The only real limits to DALL-E Mini are the creativity of your own prompts and its uncanny brushwork. The accessible-to-all AI internet image generator can conjure up blurry, twisted, melting approximations of whatever scenario you can think up. Seinfeld nightmares? You got it. Court room sketches of animals, vehicles, and notable people in varying combinations? Easy peasy. Never before seen horror monsters from the mind of the mindless. Sure, whatever.

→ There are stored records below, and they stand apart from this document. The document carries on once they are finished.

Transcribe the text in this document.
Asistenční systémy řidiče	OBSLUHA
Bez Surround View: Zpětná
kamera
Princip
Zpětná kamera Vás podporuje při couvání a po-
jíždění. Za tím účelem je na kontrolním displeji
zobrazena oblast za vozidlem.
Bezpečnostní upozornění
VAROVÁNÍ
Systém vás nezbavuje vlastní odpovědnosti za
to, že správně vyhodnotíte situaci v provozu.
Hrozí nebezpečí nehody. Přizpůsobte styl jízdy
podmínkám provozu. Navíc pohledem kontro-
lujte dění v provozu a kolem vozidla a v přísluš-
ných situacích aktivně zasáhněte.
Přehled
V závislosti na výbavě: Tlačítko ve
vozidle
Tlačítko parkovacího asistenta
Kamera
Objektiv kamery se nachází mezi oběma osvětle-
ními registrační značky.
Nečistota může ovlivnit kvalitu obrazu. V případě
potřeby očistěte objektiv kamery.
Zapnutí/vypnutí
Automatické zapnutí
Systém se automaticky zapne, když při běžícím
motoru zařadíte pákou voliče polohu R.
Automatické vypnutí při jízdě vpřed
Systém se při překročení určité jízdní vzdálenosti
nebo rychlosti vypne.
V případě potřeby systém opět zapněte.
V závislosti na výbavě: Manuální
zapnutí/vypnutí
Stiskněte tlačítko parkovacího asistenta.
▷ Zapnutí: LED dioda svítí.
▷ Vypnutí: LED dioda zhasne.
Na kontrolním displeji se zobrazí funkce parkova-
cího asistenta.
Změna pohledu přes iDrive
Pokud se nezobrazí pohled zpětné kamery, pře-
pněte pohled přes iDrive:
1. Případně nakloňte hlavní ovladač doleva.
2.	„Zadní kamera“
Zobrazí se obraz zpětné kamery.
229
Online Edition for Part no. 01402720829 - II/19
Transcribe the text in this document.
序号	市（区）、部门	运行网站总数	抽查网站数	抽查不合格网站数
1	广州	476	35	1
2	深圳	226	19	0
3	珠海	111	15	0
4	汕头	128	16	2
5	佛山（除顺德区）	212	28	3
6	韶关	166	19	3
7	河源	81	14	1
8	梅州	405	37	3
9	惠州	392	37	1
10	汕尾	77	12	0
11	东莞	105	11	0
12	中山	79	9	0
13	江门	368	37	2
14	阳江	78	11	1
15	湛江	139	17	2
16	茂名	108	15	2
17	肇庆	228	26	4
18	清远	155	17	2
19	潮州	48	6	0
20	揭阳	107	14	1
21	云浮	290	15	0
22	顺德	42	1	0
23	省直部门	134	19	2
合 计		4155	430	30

But give DALL-E Mini literally nothing, and it quickly reveals the limits of its own “imaginings.” Given no direction or guidance, the AI model seems to get stuck. With absolutely no prompt, the program will without a doubt give you back an image of a woman in a sari (a garment commonly worn across South Asia.)
Even the tool’s developer, Boris Dayma, doesn’t know exactly why, according to reporting from Rest of World. “It’s quite interesting and I’m not sure why it happens,” he said to Rest of World about the phenomenon.
DALL-E Mini was inspired by DALL-E 2, a powerful image generator from OpenAI. The pictures that DALL-E 2 creates are much more realistic than those that “mini” can make, but the trade-off is that it requires too much computing power to be tossed around by just any old internet user. There’s a limited capacity and a waitlist.
So Dayma, unaffiliated with OpenAI, opted to create his own, less exclusive version which launched in July 2021. In the past few weeks, it’s become wildly popular. The program has been managing about 5 million requests every day, Dayma told Rest of World. As of Monday, DALL-E Mini was renamed Craiyon and shifted to a new domain name, at the insistence of OpenAI.
Like any other artificial intelligence model, DALL-E Mini/Craiyon creates outputs based on training inputs. In the case of Mini, the program was trained on a diet of 15 million image and caption pairs, and an additional 14 million images—plus, the chaos of the open internet.
From Rest of World:
The DALL·E mini model was developed on three major datasets: Conceptual Captions dataset, which contains 3 million image and caption pairs; Conceptual 12M, which contains 12 million image and caption pairs, and The OpenAI’s corpus of about 15 million images. Dayma and DALL·E mini co-creator Pedro Cuenca noted that their model was also trained using unfiltered data on the internet, which opens it up for unknown and unexplainable biases in datasets that can trickle down to image generation models.
And this underlying data almost certainly has something to do with the sari phenomenon. The sari state of affairs, if you will.
Dayma suggested that images of South Asian women in saris may have been heavily represented in those original photosets that feed DALL-E Mini. And that the quirk could also have something to do with caption length, as the AI might associate zero-character prompts with short image descriptions.
However, Michael Cook, an AI researcher at Queen Mary University in London, told Rest of World he wasn’t so sure about the overrepresentation theory. “Typically machine-learning systems have the inverse problem — they actually don’t include enough photos of non-white people,” he said.
Instead, Cook thinks the origin could lie in a language bias of the data filtering process. “One thing that did occur to me while reading around is that a lot of these datasets strip out text that isn’t English,” he said. Image captions that include Hindi, for example, might be getting removed, leaving images with no supporting, explanatory text or labels floating free in the primordial AI soup, he explained.
So far, neither Cook’s nor Dayma’s ideas have been proven, but both are good examples of the type of problems very common in AI. Programmed and trained by humans, artificial intelligence is only as fool-proof as its creators. If you feed an image generator a cookie, it’s going to spit out a bunch of cookies. And because we live in hell, AI carries the unfortunate burden of human prejudices and stereotypes along with it.
As fun as it might be to think that the “woman in sari” image is some sort of primal message from the depths of the unfettered internet, the reality is that it’s likely the byproduct of a data fluke or plain old bias. The woman in the sari is a mystery, but the existing problems of AI aren’t.